Zorian se sentait un peu nauséeux lorsque la matriarche avait proposé de manière si terre à terre de détruire l’esprit de quelqu’un, mais il devait admettre qu’il ne connaissait aucun autre moyen pour s’occuper du troisième voyageur temporel. Enfin, si, mais la seule autre façon serait de détruire son âme, ce qui était encore plus moralement répréhensible. Et puis, il ne savait pas comment détruire l’âme de quelqu’un, et espérait ne jamais le savoir.

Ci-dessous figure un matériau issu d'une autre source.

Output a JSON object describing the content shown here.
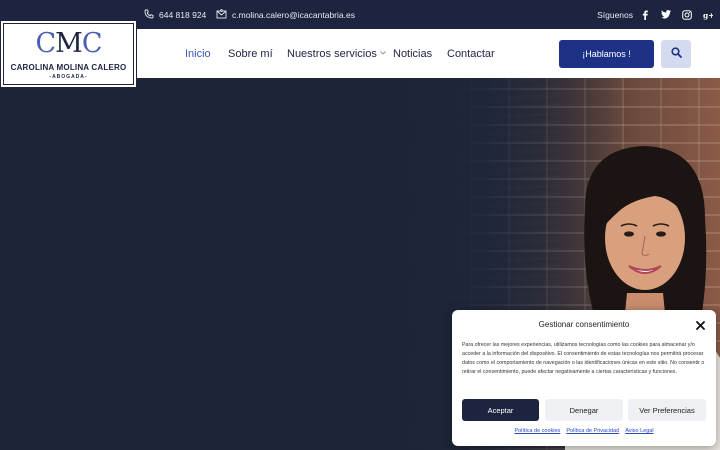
{
  "topbar": {
    "phone": "644 818 924",
    "email": "c.molina.calero@icacantabria.es",
    "follow_label": "Síguenos",
    "social_icons": [
      "facebook-icon",
      "twitter-icon",
      "instagram-icon",
      "google-plus-icon"
    ]
  },
  "logo": {
    "mark": "CMC",
    "name": "CAROLINA MOLINA CALERO",
    "subtitle": "-ABOGADA-"
  },
  "nav": {
    "items": [
      {
        "label": "Inicio",
        "active": true
      },
      {
        "label": "Sobre mí"
      },
      {
        "label": "Nuestros servicios",
        "has_dropdown": true
      },
      {
        "label": "Noticias"
      },
      {
        "label": "Contactar"
      }
    ],
    "cta_label": "¡Hablamos !",
    "search_icon": "search-icon"
  },
  "cookie": {
    "title": "Gestionar consentimiento",
    "body": "Para ofrecer las mejores experiencias, utilizamos tecnologías como las cookies para almacenar y/o acceder a la información del dispositivo. El consentimiento de estas tecnologías nos permitirá procesar datos como el comportamiento de navegación o las identificaciones únicas en este sitio. No consentir o retirar el consentimiento, puede afectar negativamente a ciertas características y funciones.",
    "accept": "Aceptar",
    "deny": "Denegar",
    "preferences": "Ver Preferencias",
    "links": [
      "Política de cookies",
      "Política de Privacidad",
      "Aviso Legal"
    ]
  },
  "colors": {
    "navy": "#1d2440",
    "accent": "#3d56b8",
    "cta": "#1d3287"
  }
}
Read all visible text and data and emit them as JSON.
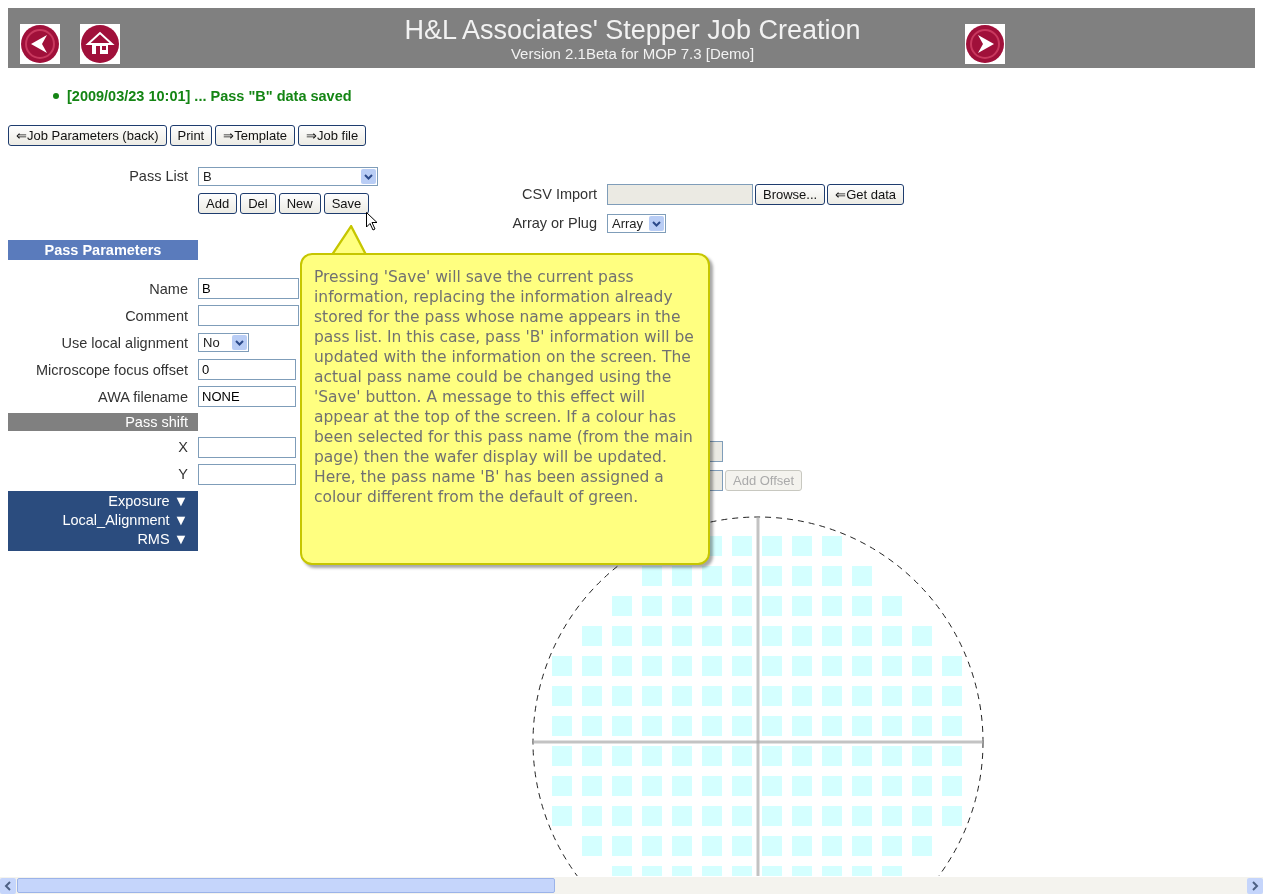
{
  "header": {
    "title": "H&L Associates' Stepper Job Creation",
    "subtitle": "Version 2.1Beta for MOP 7.3   [Demo]"
  },
  "messages": [
    "[2009/03/23 10:01] ... Pass \"B\" data saved"
  ],
  "toolbar_buttons": [
    "⇐Job Parameters (back)",
    "Print",
    "⇒Template",
    "⇒Job file"
  ],
  "pass_list": {
    "label": "Pass List",
    "value": "B",
    "buttons": [
      "Add",
      "Del",
      "New",
      "Save"
    ]
  },
  "pass_parameters": {
    "heading": "Pass Parameters",
    "fields": [
      {
        "label": "Name",
        "value": "B",
        "kind": "wide"
      },
      {
        "label": "Comment",
        "kind": "wide"
      },
      {
        "label": "Use local alignment",
        "value": "No",
        "kind": "select"
      },
      {
        "label": "Microscope focus offset",
        "value": "0",
        "kind": "text"
      },
      {
        "label": "AWA filename",
        "value": "NONE",
        "kind": "text"
      }
    ],
    "pass_shift": {
      "heading": "Pass shift",
      "fields": [
        {
          "label": "X"
        },
        {
          "label": "Y"
        }
      ]
    },
    "sections": [
      "Exposure ▼",
      "Local_Alignment ▼",
      "RMS ▼"
    ]
  },
  "import_panel": {
    "csv_label": "CSV Import",
    "browse_button": "Browse...",
    "get_data_button": "⇐Get data",
    "array_label": "Array or Plug",
    "array_value": "Array",
    "add_offset": {
      "label": "Add Offset",
      "disabled": true
    }
  },
  "tooltip": {
    "text": "Pressing 'Save' will save the current pass information, replacing the information already stored for the pass whose name appears in the pass list. In this case, pass 'B' information will be updated with the information on the screen. The actual pass name could be changed using the 'Save' button. A message to this effect will appear at the top of the screen. If a colour has been selected for this pass name (from the main page) then the wafer display will be updated. Here, the pass name 'B' has been assigned a colour different from the default of green."
  }
}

« Ok… » soupira Zorian. « Quelle journée. Vous avez d’autres bombes du genre à me lancer dessus ? »

[Eh bien… non, pas vraiment. Cependant, ces développements récents veulent dire que je n’aurais pas trop de temps pour t’enseigner ce mois-ci. Heureusement, tu es à un niveau où tu n’as plus vraiment besoin d’un utilisateur de haut niveau comme moi pour te guider, donc je t’ai trouvé une remplaçante appropriée. Zorian, dit bonjour à Chercheuse Enthousiaste de Nouveauté.]

L’une des araneas qui avait accompagné la matriarche, une araignée plutôt petite et agitée qui avait visiblement du mal à tenir sur place, sauta soudainement du plafond pour atterrir en face de lui.

[Bonjour ! Je suis Chercheuse Enthousiaste de Nouveauté et je serais totalement votre professeure pour ce mois ! Je sais que vous autres humains avez des difficultés avec nos noms, donc vous pouvez m’appelez simplement Nouveauté ! Ça ne me dérange pas !] Elle avait fait plusieurs fois le tour de lui pendant qu’elle lui parlait télépathiquement, comme un étrange toutou qui l’invitait à jouer. [Bref, quand la matriarche a cherché des volontaires pour vous enseigner, je me suis dis ‘c’est ta chance Nouveauté’, j’étais totalement pour ! Les autres ne me laissent pas aider avec les défenses, car apparemment je suis trop jeune, mais elles m’ont dit que vous êtes un bébé avec les arts de l’esprit et je peux totalement m’occuper de bébé ! Et puis, vous pouvez m’apprendre aussi des choses ! J’ai toujours été curieuse sur les humains, par exemple comment vous arrivez à marcher sur vos pattes de derrière sans tomber constamment, ou…]

Zorian l’ignora progressivement et lança un regard noir à la matriarche.

[Est-ce qu’elle est livrée avec une commande on/off ?]

La matriarche se contenta de lui envoyer une projection d’amusement et de satisfaction en réponse.